Я согласился выучить молитву, чтобы за спасение молиться… А взамен, сказал, могу ее стихам научить, которые на немецком языке. И прочел:
“Розляйн, розляйн, розляйн рот, розляйн ауф дер хайдн…” В общем, чтобы понятней, это про дикую розу…
– Чего ж не понять? – воскликнула Катя. – Она здесь в лесу растет, ее дарят на память… И красиво!
– Тебе дарили? – спросил почему-то я.
– Нет, – отвечала, потупившись. И тут же перевела разговор на стихи, которые тоже похожи на молитву. – Хоть и не по-нашему, да здесь тоже немцев много… Говорят, они жили на Волге, а здесь их за колючкой держат…
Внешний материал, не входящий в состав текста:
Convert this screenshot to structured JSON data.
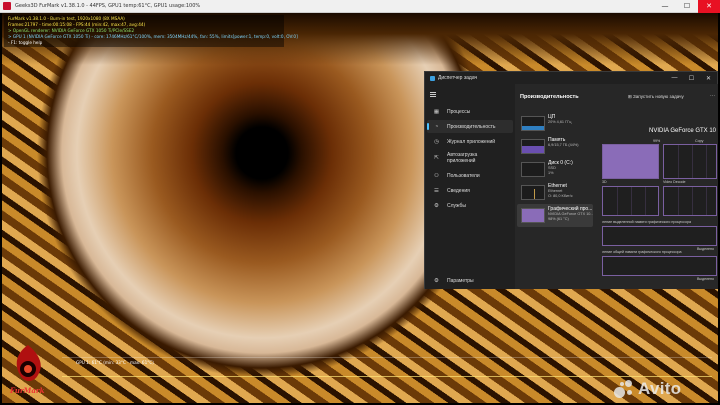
{
  "furmark_window": {
    "title": "Geeks3D FurMark v1.38.1.0 - 44FPS, GPU1 temp:61°C, GPU1 usage:100%",
    "controls": [
      "—",
      "☐",
      "✕"
    ]
  },
  "overlay": {
    "lines": [
      "FurMark v1.38.1.0 - Burn-in test, 1920x1080 (8X MSAA)",
      "Frames:21797 - time:00:15:08 - FPS:44 (min:42, max:47, avg:44)",
      "> OpenGL renderer: NVIDIA GeForce GTX 1050 Ti/PCIe/SSE2",
      "> GPU 1 (NVIDIA GeForce GTX 1050 Ti) - core: 1746MHz/61°C/100%, mem: 3504MHz/44%, fan: 55%, limits[power:1, temp:0, volt:0, OV:0]",
      "- F1: toggle help"
    ],
    "graph_text": "GPU 1: 61°C (min: 33°C - max: 61°C)"
  },
  "branding": {
    "furmark_logo_text": "FurMark",
    "watermark": "Avito"
  },
  "task_manager": {
    "title": "Диспетчер задач",
    "controls": [
      "—",
      "☐",
      "✕"
    ],
    "nav": [
      {
        "icon": "▦",
        "label": "Процессы"
      },
      {
        "icon": "◔",
        "label": "Производительность"
      },
      {
        "icon": "◷",
        "label": "Журнал приложений"
      },
      {
        "icon": "⇱",
        "label": "Автозагрузка приложений"
      },
      {
        "icon": "⚇",
        "label": "Пользователи"
      },
      {
        "icon": "☰",
        "label": "Сведения"
      },
      {
        "icon": "⚙",
        "label": "Службы"
      }
    ],
    "settings_label": "Параметры",
    "header": "Производительность",
    "new_task": "Запустить новую задачу",
    "more": "···",
    "devices": [
      {
        "name": "ЦП",
        "sub1": "20%  4,61 ГГц",
        "sub2": ""
      },
      {
        "name": "Память",
        "sub1": "6,9/15,7 ГБ (44%)",
        "sub2": ""
      },
      {
        "name": "Диск 0 (C:)",
        "sub1": "SSD",
        "sub2": "1%"
      },
      {
        "name": "Ethernet",
        "sub1": "Ethernet",
        "sub2": "О: 80,0 Кбит/с"
      },
      {
        "name": "Графический про...",
        "sub1": "NVIDIA GeForce GTX 10...",
        "sub2": "98% (61 °C)"
      }
    ],
    "gpu_panel": {
      "title": "NVIDIA GeForce GTX 10",
      "labels": [
        "99%",
        "Copy",
        "3D",
        "Video Decode",
        "ление выделенной памяти графического процессора",
        "ление общей памяти графического процессора",
        "Выделено",
        "Выделено"
      ],
      "usage_fraction": 0.99
    }
  }
}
Выпалила и опять оглянулась. А когда мы с поля возвращались, принесла колючий крошечный цветок шиповника и вручила, глядя себе под ноги:
– Получайте вашу розляйн! – И убежала. Загорелые ноги лишь мелькнули.
Спали мы теперь в овине, на сене. По ночам я подолгу вертелся, все прислушивался, не засвищет ли Костик. Но Костик не появлялся. Зато однажды застал Катю маленькую, склонившуюся у самого фонаря. Я удивился, заглянул через плечо и обомлел: она штопала мою рубашку.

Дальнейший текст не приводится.